In their response, also published on PeerJ, Work and six other scientists wrote that the story of pollution being bad for the environment and harming wildlife is “appealing” and “resonates with a broad audience.”
“However, scratch the surface, and the component parts of the story do not add up,” they wrote.
Work said the paper’s authors found that amino acids, including glycine, proline and arginine, in the tumors were elevated when compared to skeletal muscles, and that turtles’ ingestion of invasive algae is “activating latent herpes infections and promoting tumors by foraging on arginine-enriched macroalgae.”
“They’re comparing apples to oranges,” he said by phone.
A more straightforward explanation for the difference in amino acid signatures, according to Work, is that the tumors comprise mainly connective tissues highly enriched in glycine and proline relative to skeletal muscle.
“It is no surprise that connective tissue of skin tumors and skeletal muscle from the same animal have different amino acid profiles, and this difference likely has nothing to do with herpesviral replication or ingested arginine,” he wrote.
And while invasive algae continues to be an ongoing ecological issue, Work wrote that the authors failed to acknowledge that the prevalence of FP in green sea turtles in Hawaii has been declining since the mid-1990s. Ultimately, he argues there is nothing to suggest arginine is driving FP.

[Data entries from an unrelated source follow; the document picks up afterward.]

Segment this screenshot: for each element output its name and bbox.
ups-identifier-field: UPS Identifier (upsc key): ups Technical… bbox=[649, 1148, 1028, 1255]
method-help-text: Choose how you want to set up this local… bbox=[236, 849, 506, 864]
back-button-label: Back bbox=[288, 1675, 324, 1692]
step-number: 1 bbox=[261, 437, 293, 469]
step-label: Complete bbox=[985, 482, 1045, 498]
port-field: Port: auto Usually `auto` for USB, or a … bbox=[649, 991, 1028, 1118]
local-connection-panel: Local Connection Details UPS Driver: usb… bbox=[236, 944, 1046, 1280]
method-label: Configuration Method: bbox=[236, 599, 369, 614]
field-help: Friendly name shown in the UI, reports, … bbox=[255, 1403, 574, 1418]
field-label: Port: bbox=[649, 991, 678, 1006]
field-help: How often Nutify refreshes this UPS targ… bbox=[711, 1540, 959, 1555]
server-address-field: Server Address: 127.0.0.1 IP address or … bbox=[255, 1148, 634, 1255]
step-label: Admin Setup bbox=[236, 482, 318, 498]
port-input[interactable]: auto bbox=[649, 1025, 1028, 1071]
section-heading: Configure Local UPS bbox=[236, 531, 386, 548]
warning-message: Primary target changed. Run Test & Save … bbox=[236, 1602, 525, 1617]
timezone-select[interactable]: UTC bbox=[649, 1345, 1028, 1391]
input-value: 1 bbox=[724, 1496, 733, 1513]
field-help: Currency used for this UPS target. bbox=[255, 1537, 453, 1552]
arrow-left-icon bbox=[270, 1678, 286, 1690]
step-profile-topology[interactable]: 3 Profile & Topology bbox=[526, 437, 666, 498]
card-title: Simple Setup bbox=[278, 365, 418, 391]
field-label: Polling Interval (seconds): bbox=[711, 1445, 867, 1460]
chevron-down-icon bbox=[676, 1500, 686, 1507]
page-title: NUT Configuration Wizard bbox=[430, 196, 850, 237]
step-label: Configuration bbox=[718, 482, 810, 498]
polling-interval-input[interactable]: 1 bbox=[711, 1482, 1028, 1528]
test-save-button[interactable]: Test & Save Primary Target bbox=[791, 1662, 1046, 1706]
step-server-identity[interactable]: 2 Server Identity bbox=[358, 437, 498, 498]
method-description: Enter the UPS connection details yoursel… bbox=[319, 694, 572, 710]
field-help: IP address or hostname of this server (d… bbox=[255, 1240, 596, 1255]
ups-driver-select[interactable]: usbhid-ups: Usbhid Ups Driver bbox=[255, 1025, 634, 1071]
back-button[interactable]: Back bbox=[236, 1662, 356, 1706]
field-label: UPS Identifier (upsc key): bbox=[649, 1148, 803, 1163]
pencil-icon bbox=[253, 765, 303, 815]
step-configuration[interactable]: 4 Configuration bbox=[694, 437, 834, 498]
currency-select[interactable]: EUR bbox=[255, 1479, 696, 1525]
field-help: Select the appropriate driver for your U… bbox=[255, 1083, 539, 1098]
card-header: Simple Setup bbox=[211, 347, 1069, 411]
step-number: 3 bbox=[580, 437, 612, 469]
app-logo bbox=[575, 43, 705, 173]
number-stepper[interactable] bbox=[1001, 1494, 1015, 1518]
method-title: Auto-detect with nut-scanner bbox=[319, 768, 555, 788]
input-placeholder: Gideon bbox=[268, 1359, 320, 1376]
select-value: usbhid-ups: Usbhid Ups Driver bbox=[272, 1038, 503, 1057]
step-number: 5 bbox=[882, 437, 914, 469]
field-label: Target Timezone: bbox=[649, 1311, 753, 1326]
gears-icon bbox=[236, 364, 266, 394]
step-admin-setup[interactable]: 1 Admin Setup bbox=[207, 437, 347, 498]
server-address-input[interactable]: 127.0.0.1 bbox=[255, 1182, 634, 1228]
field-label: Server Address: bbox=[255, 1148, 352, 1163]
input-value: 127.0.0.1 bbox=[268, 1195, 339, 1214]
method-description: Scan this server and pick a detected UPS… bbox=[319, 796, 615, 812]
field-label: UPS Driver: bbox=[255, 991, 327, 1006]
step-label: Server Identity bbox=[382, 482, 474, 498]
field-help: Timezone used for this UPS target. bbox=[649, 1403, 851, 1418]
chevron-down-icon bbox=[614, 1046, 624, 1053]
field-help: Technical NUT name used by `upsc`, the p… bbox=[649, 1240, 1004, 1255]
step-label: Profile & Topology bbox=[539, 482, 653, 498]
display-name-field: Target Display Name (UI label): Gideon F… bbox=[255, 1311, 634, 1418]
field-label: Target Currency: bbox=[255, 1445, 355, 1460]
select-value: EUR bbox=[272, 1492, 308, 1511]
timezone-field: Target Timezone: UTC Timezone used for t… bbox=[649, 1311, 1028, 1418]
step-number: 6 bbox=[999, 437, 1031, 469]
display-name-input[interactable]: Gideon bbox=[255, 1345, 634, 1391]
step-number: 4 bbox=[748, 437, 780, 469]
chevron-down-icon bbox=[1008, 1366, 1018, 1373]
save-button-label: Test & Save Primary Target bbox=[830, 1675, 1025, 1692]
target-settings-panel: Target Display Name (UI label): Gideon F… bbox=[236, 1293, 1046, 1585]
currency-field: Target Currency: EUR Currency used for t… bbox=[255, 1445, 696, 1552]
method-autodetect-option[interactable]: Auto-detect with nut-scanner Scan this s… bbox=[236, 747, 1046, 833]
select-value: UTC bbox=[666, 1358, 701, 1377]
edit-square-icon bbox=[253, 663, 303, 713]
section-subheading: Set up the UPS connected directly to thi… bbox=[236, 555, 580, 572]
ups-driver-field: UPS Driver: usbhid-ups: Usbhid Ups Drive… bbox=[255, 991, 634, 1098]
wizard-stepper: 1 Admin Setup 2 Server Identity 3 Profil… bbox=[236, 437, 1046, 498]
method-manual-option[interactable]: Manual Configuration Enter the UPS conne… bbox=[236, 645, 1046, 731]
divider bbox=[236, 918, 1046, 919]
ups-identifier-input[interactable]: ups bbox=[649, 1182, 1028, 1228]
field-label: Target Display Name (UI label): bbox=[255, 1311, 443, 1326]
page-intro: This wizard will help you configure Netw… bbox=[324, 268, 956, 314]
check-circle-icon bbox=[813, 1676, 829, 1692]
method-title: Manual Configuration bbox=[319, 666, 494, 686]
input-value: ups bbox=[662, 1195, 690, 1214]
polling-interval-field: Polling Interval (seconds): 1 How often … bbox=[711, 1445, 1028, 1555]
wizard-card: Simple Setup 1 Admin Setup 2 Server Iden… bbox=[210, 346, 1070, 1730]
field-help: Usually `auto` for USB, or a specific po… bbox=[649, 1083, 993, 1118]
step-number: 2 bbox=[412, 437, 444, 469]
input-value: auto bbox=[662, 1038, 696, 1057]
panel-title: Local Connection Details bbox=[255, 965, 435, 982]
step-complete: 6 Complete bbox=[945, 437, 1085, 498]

Work discussed the invasive, non-native alga Hypnea musciformis, which the paper’s authors suspect of playing a role in turtle tumors. Studies, however, have documented the alga contains an amino acid that plays a role in tumor suppression.
“One might speculate an equally plausible scenario in which ingestion of glutamic acid-laden invasive algae is somehow leading to the decline of FP in green turtles in Hawaii through the tumor-suppressing effects of glutamic acid,” Work wrote
He wrote that the paper provides no compelling evidence that algae, arginine and tumors in turtles are linked.